In the first joint Chetnik–Partisan operations in the western part of Serbia, Deroko took part in liberating Čačak. The Jelica Partisan detachment also took part in the action. In Čačak, two German cannons were captured. The cannons were immediately given to Deroko who used them in his battles. Deroko thus became the commander of the first Chetnik artillery unit in western Serbia. Upon freeing the city, Deroko was named the temporary representative of the Chetnik command in Čačak while Ratko Mitrović was named the Partisan representative. Draža Mihailović then gave Deroko the responsibility of being the chief executive of the High Command and command of the artillery unit which took part in the Battle of Kraljevo that took place in the first few days of October and lasted almost a month. The commander of the Chetnik forces was major Radoslav Đurić while Deroko still held the function of chief executive and commander of the artillery unit located at the Ibar river.
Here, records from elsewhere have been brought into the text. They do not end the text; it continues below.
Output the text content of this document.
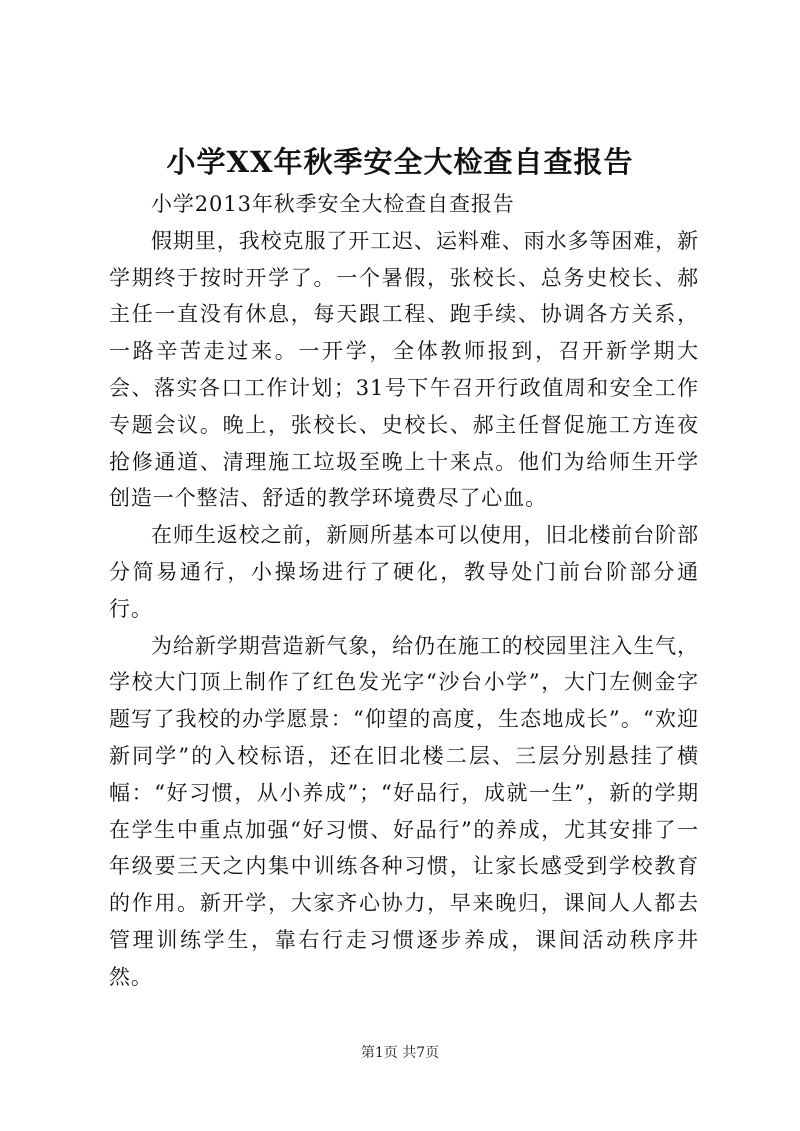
小学XX年秋季安全大检查自查报告

小学2013年秋季安全大检查自查报告

假期里，我校克服了开工迟、运料难、雨水多等困难，新学期终于按时开学了。一个暑假，张校长、总务史校长、郝主任一直没有休息，每天跟工程、跑手续、协调各方关系，一路辛苦走过来。一开学，全体教师报到，召开新学期大会、落实各口工作计划；31号下午召开行政值周和安全工作专题会议。晚上，张校长、史校长、郝主任督促施工方连夜抢修通道、清理施工垃圾至晚上十来点。他们为给师生开学创造一个整洁、舒适的教学环境费尽了心血。

在师生返校之前，新厕所基本可以使用，旧北楼前台阶部分简易通行，小操场进行了硬化，教导处门前台阶部分通行。

为给新学期营造新气象，给仍在施工的校园里注入生气，学校大门顶上制作了红色发光字“沙台小学”，大门左侧金字题写了我校的办学愿景：“仰望的高度，生态地成长”。“欢迎新同学”的入校标语，还在旧北楼二层、三层分别悬挂了横幅：“好习惯，从小养成”；“好品行，成就一生”，新的学期在学生中重点加强“好习惯、好品行”的养成，尤其安排了一年级要三天之内集中训练各种习惯，让家长感受到学校教育的作用。新开学，大家齐心协力，早来晚归，课间人人都去管理训练学生，靠右行走习惯逐步养成，课间活动秩序井然。

第1页 共7页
During the siege, Deroko managed to take out a German airport near Kraljevo and to cut off German communication between Kraljevo and Belgrade. The failed siege of Kraljevo also marked the beginning of the civil war between Partisans and Chetniks. After the Chetnik attack on Užice on 1 November 1941 (known as the Battle of Trešnjica), Deroko gained new functions. After the beginning of the first serious battles between Chetniks and Partizans, Deroko represented the Chetnik delegation at the talks of stopping the battles. The first meeting was held in the Drakčići village near Kraljevo. At the meeting, present were Deroko and major Đurić from the Chetnik side and Sredoje Urošević from the Partisan side. The talks however didn't have any result. During the talks, Deroko ordered that the Partisan delegation be apprehended as a retaliation to the Partisan attack on the Chetnik formation in Čačak. After tiresome negotiations, Deroko freed the Partisan delegations but the Partisans had already surrounded the village. This led to an armed confrontation which lasted until Deroko and his group were kicked out of the village.

==Death and legacy==
Deroko then attacked a new area of Ljubić with his cannons with the aim of bombing Čačak which was held by Partisans. The Partisan patrol found out where Deroko was in Ljubić so as a preventative measure, the Jelica Partisan unit was sent in to thwart Deroko. The battle began in the evening hours of 6 November 1941 in Ljubić. The Partisans wanted to destroy the two cannons Deroko was using. Deroko took control of the area on the surrounding hills beside a small lake from which he had a good view of the situation. In trying to stop the Partisan unit which was advancing upon the hill however, Deroko was killed beside his cannons when struck in the head. After that, the Partisans took the two cannons and used them in their units. The second version of his death states that Deroko was lightly wounded and went down to the lake to take care of his wound where he was spotted by a Partisan platoon which executed him on the spot.

According to testimonies of some of the Chetniks, Partisans first captured Deroko and then murdered him.

When he was killed, Deroko was only 29 years old. Besides proving himself a capable commander, he was a renowned writer as well. Since he lived in the Toplica region in the years of the beginning of the famous Toplica Uprising, Deroko wrote the book Toplički ustanak while still preparing to enter the army.

Deroko's death was part of the build-up to an all-out civil war in Yugoslavia.

The song Dva Dražina momka (also known as Nad Kraljevom živa vatra seva) is about his death and the death of his fellow soldier and friend Simo Uzelac who was with him at the time.